Mexican Chicken Enchiladas
Ingredients
12 corn tortillas | ||
3 chicken breasts (poached in water or chicken stock and shredded) | ||
1/2 cup chopped scallions, white and green parts | ||
1/2 cup cilantro, chopped | ||
2 cups chicken broth (fresh made or canned) | ||
1 cup sour cream | ||
3/4 cup red onion, minced | ||
3/4 cup shredded cheese, jack or cheddar | ||
1 small can of green chilies, drained and chopped | ||
1/4 cup unsalted butter | ||
1/4 cup flour | ||
Canola or corn oil for frying | ||
1 cup enchilada sauce |
Directions:
- Preheat oven to 350 degrees.
- Heat 2 tbs of oil in a large saute pan over medium high heat.
- Fry tortillas for 5 seconds per side.
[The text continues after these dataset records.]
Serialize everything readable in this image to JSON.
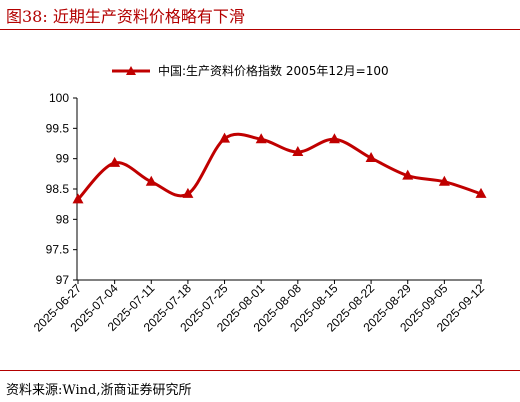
{
  "header": {
    "figure_title": "图38:   近期生产资料价格略有下滑"
  },
  "footer": {
    "source_text": "资料来源:Wind,浙商证券研究所"
  },
  "colors": {
    "accent": "#b30000",
    "series": "#c00000"
  },
  "chart_data": {
    "type": "line",
    "title": "",
    "xlabel": "",
    "ylabel": "",
    "ylim": [
      97,
      100
    ],
    "yticks": [
      "97",
      "97.5",
      "98",
      "98.5",
      "99",
      "99.5",
      "100"
    ],
    "grid": false,
    "legend_position": "top-center",
    "categories": [
      "2025-06-27",
      "2025-07-04",
      "2025-07-11",
      "2025-07-18",
      "2025-07-25",
      "2025-08-01",
      "2025-08-08",
      "2025-08-15",
      "2025-08-22",
      "2025-08-29",
      "2025-09-05",
      "2025-09-12"
    ],
    "series": [
      {
        "name": "中国:生产资料价格指数 2005年12月=100",
        "values": [
          98.33,
          98.93,
          98.62,
          98.42,
          99.33,
          99.32,
          99.11,
          99.32,
          99.01,
          98.72,
          98.62,
          98.42
        ]
      }
    ]
  }
}
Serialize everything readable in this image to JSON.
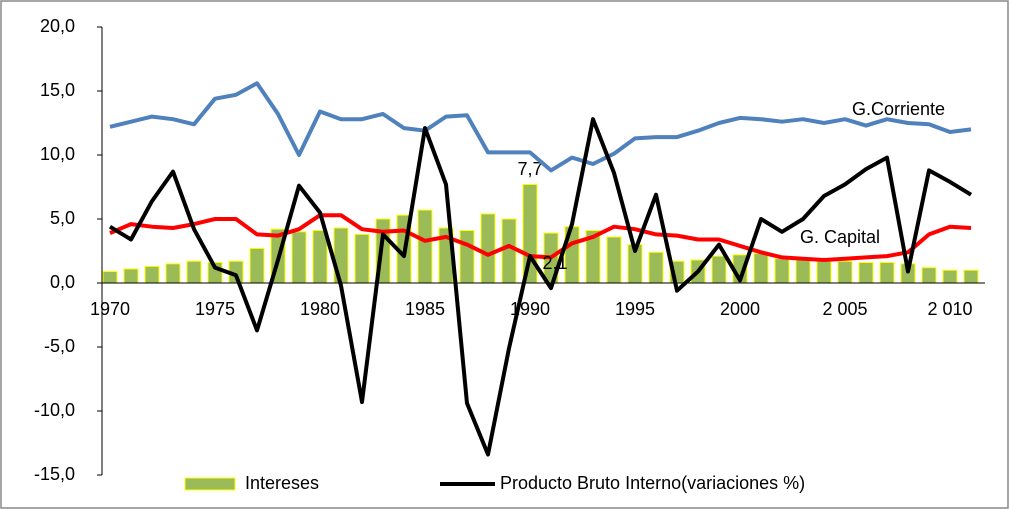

Add more oil if required.
- Cover the tortillas with a towel to keep them warm.
- Divide the chicken, onion (not the green onion) and the cheese between the tortillas.
- Roll them up and place them in a greased baking dish, seam side down.
- Melt the butter in a saute pan over a medium heat.
- Add the flour and whisk until it begins to bubble.
- Add the broth and stir continuously, then add the enchilada sauce and combine well.
- Add the chilies and sour cream. Do not let the mixture boil.
- Pour the mixture over the enchiladas when hot and thick.
- Place the enchiladas in the oven and bake for 20 minutes.
- Top with the remaining cheese and bake for another 5 minutes.
- Garnish with green onions and cilantro.